Canadian Traders

Discussion in 'Trading' started by Abyss, Feb 7, 2003.

  1. Abyss

    Abyss

    Just wanted to say hi to everyone here. I'm new and over the last 3 weeks I've looked at all the threads on this forum, which came close to 4 thousand posts. :) This is a great community!

    My quick first question would be to fellow canadian traders. Which broker do you use and which quote/news feed do you recommend?

    I currently use TD Waterhouse (for swing trading.. not for day trading). I trade on the Toronto Stock Exchange only. For quotes I use quote.com with Medved Quote tracker... no streaming source for news yet but bloomberg.com radio comes in handy sometimes. $29.95 CDN TD Waterhouse comissions are kind of steep and I'm thinking of switching to another broker. I looked at Interactive Brokers Canada and they seem to be what a lot of people would recommend.

    The only problem I have is that they don't offer Canadian exchanges so I won' t be able to trade on TSE anymore. If i go with IB I'll have to trade on Nasdaq / Nyse and i am curious whether my chances of getting killed there are higher or not.
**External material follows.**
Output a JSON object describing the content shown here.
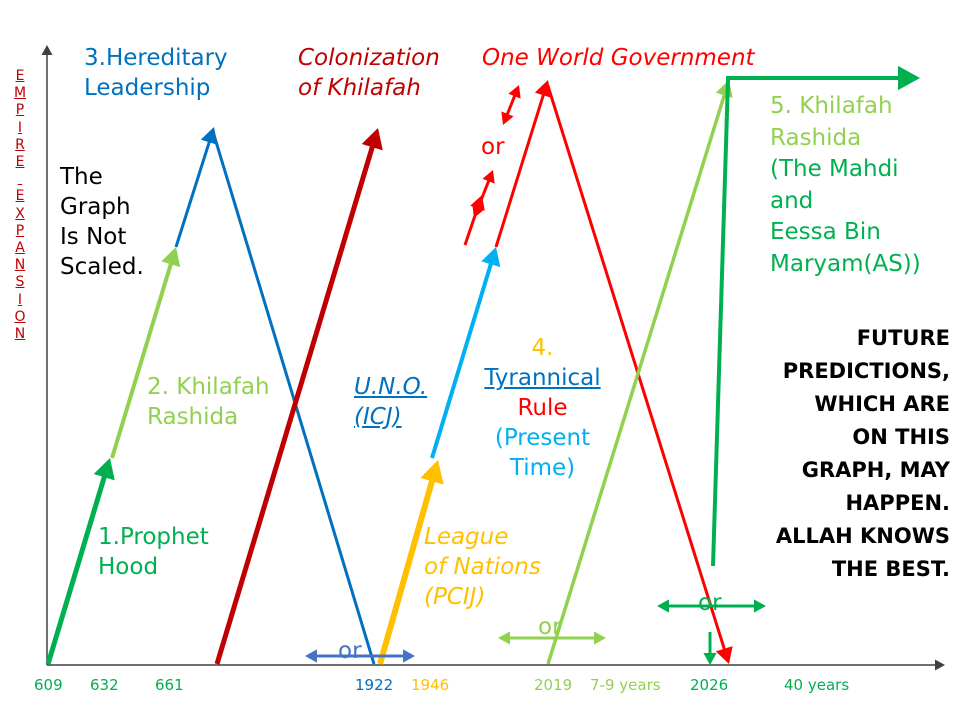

    If you are trading from Canada, I'd appreciate if you let me know what you think and what setup you have for quotes, news, choice of brokerage firms, and whether you prefer trading on TSE or NASDAQ / NYSE.
     
  2. vorzo

    vorzo

    I use IB, and currently trade Eminis. Used to trade Nasdaq stocks.
    I use QCharts for market data (US$89/mo), StockWatchPro for backtesting (US$39/mo) and Briefing for news ($10/mo). For more details you can read my post at
    http://www.elitetrader.com/vb/showthread.php?threadid=13012

    Paying $30/trade is a major rip-off, when you can pay only 1c/share with IB. Think about it, you have to make $30 just to break even! Besides, Nasdaq and NYSE are much more liquid than the TSE and the news coverage is far superior. I didn't even consider trading the TSE because of the ridiculous commissions.

    Hope this helps.
    vorzo
     
  3. Basically ditto what the last poster wrote. It is a lot easier to stay solvent when your break-even / small loss trades don't cost you a small fortune in commissions.
    Re: the TSE, I never traded it much, but I'm sure once you go NYSE (another specialist type system) you'll be reluctant to go back.
    Best of luck.
     
  4. In the past (until 3 years ago), I have trade the TSE and the CNDX, now I keep it only for my RRSP until the gov. relax the limitation rule. Mainly, I trade NASDAQ with IB, the fill are a far better because the volume is there, you have a more complete information and tools on US market. Until the TSE could give a similar product, I will not comeback on the TSE. No comparaison for a trader.
     
  5. Hi Abyss,
    Welcome to ET ! There are lots of crazy cannucks lurking here and there on this board :p

    I used to trade with CIBC Investors' Edge, then switch to TD, and now use it only for my RRSP. For 'active' trading, I also use IB, and I know that they don't offer canadian stocks. However, depending on how you trade, if you use technical analysis, it doesn't matter much, be they canadian or US stocks, as long as they move and people buy/sell, you'll always have your signals. Beside, the volume of US stocks is much higher the the canadian ones.
    ... and if you trade options, forget about canadian option market.

    Cheers !!:)
     
  6. check out tradefreedom...they use or will start using Tradestream and they have TSE on their platform
     
  7. MRWSM

    MRWSM

    You can trade some Canadian stocks in the US Markets. One ETF that comes to mind is EWC but has low volume.
     
  8. TM Direct,
    what is exactly Tradestream?

    Regards
    NP
     
  9. Momento

    Momento

    May i ask why you rather trade Canadian Stocks, rather than the US ones? (i am an active Canadian trader too, but just can't stand the boring Canadian markets)

    Is so much more liquid, and ----------> it moves.